At a time when anti-immigration populists are on the rise in Europe and the United States, Australia is boasting of its own draconian policy, a controversial but effective strategy that has largely deterred migrants from reaching its shores.
Since the ruling Conservatives took a hard line on illegals five years ago, Canberra has drawn both praise and harsh denunciation.
Until then, desperate migrants from Afghanistan, Sri Lanka and the Middle East set sail from Indonesia to land almost daily on the northern coasts of the huge country.
About 1,200 people drowned during these crossings, so the government opted for zero tolerance, justified in its view by the fight against smugglers and the need to dissuade illegal immigrants from risking their lives.
Migrant boats were systematically turned back by Australian Navy ships and the greatest secrecy reigned over these operations on the high seas.
Those who still managed to slip through the cracks were exiled to remote detention camps in the Pacific, in Nauru and Papua New Guinea. Even if their asylum request was judged justified, they were not accepted on Australian soil.
This policy has been successful in drastically reducing the number of arrivals, but it has divided public opinion and tarnished the country’s international reputation.
Defenders of human rights, as well as the UN, have crushed a rich country turning its back on vulnerable populations. The information filtering out of the camps reported abuse, cases of depression, suicides.
“A good idea”
But in Europe and the United States, some populist right-wingers have taken Australia as an example.
The boss of the French National Rally (ex-FN) Marine Le Pen, the anti-immigration British nationalist Nigel Farage or the new far-right Italian Minister of the Interior Matteo Salvini, have at one time or another cited Australia as a model to follow.
Shortly after his inauguration, US President Donald Trump had a stormy phone conversation with Australian Prime Minister Malcolm Turnbull.
But on immigration, the two men have found common ground.
“It’s a good idea. We should do that too. You are worse than me,” the White House tenant told his interlocutor, according to the Washington Post.
Analysts argue that if Canberra has succeeded in putting a stop to illegal arrivals, it is a difficult model to emulate.
Australia is an island continent surrounded by dangerous waters and much of the hinterland is inhospitable.
“There is a very big difference. Europe and the United States have land borders and it is very difficult to prevent people from coming,” notes Stephen Castles, specialist in international migration at the University of Sydney. .
“There is no doubt that Australia is held up as an example by the United States and certain European leaders. But de facto, Australia is violating its human rights obligations as a signatory to the conventions of the UN (on refugees),” he told AFP.

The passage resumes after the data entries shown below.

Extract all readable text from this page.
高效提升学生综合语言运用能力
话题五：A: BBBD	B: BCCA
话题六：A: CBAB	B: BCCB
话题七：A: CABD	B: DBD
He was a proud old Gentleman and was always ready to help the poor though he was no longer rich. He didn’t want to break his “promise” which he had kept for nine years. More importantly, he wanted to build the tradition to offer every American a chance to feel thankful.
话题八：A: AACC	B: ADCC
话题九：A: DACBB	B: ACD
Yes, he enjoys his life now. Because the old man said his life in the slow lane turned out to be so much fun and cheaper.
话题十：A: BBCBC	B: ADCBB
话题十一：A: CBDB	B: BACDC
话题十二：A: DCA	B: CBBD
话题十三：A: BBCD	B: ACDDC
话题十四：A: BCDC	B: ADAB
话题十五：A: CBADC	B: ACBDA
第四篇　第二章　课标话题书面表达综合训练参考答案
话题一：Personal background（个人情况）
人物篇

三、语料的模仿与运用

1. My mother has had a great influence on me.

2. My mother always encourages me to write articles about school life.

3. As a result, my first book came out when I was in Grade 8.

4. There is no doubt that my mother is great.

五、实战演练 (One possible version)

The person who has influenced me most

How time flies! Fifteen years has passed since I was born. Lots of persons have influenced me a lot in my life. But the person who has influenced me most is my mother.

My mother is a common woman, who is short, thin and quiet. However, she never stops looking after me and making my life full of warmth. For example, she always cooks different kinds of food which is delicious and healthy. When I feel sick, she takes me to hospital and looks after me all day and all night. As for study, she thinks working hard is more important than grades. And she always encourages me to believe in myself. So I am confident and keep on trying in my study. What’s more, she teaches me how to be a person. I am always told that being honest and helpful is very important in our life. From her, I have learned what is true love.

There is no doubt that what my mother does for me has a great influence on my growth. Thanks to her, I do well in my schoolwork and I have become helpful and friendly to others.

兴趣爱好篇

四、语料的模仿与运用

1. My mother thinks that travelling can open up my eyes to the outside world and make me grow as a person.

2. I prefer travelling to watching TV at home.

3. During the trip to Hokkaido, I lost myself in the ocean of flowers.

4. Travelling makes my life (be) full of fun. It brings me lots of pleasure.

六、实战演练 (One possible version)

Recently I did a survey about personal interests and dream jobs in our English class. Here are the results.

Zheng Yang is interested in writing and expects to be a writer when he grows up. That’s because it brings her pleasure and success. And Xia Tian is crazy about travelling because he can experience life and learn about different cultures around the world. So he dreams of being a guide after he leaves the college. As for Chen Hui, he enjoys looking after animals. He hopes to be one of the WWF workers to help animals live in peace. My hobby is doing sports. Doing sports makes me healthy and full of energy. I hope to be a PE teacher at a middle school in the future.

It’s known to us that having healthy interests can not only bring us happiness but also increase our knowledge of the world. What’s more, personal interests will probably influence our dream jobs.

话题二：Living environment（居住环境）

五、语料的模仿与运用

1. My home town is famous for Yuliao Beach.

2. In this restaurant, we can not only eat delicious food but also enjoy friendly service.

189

Canberra has come under fire from the international community. The UN has denounced a “punitive” policy towards migrants which “erodes their human rights”.
The camp on the island of Manus, in Papua New Guinea, has closed its doors, deemed unconstitutional by the justice of this country. Its 600 occupants had been sent to three transition centers.
Currently, 255 people are detained on Nauru, mostly families, including 22 children, according to the most recent data.
Many migrants have been sent to third countries. Ironically, some left for the United States under an agreement reached with former US President Barack Obama.
The subject no longer makes the headlines in the Australian press.
The Australian government has long argued that zero tolerance for illegal immigrants saves lives and allows it to be more compassionate towards those who arrive through legal channels to seek asylum.
While the borders are hermetic, Mr. Turnbull pointed out last week, the humanitarian and refugee programs are generous.
“The reason for that is that we decide, the Australian government decides on behalf of the Australian people, who come to Australia, not the smugglers.”
Some dispute this generosity. But the Conservative government is not about to change its tune. What Interior Minister Peter Dutton said clearly last weekend, explaining that the smugglers were still active in Indonesia where an estimated number of 14,000 migrants are waiting for a boat.
“It is essential that people realize that the hard-won successes of recent years could be undone by a single gesture of compassion, by the transfer to Australia of 20 people on Manus,” he warned. . “The boats have disappeared and if a single boat manages to reach Australia, the news will spread like wildfire.”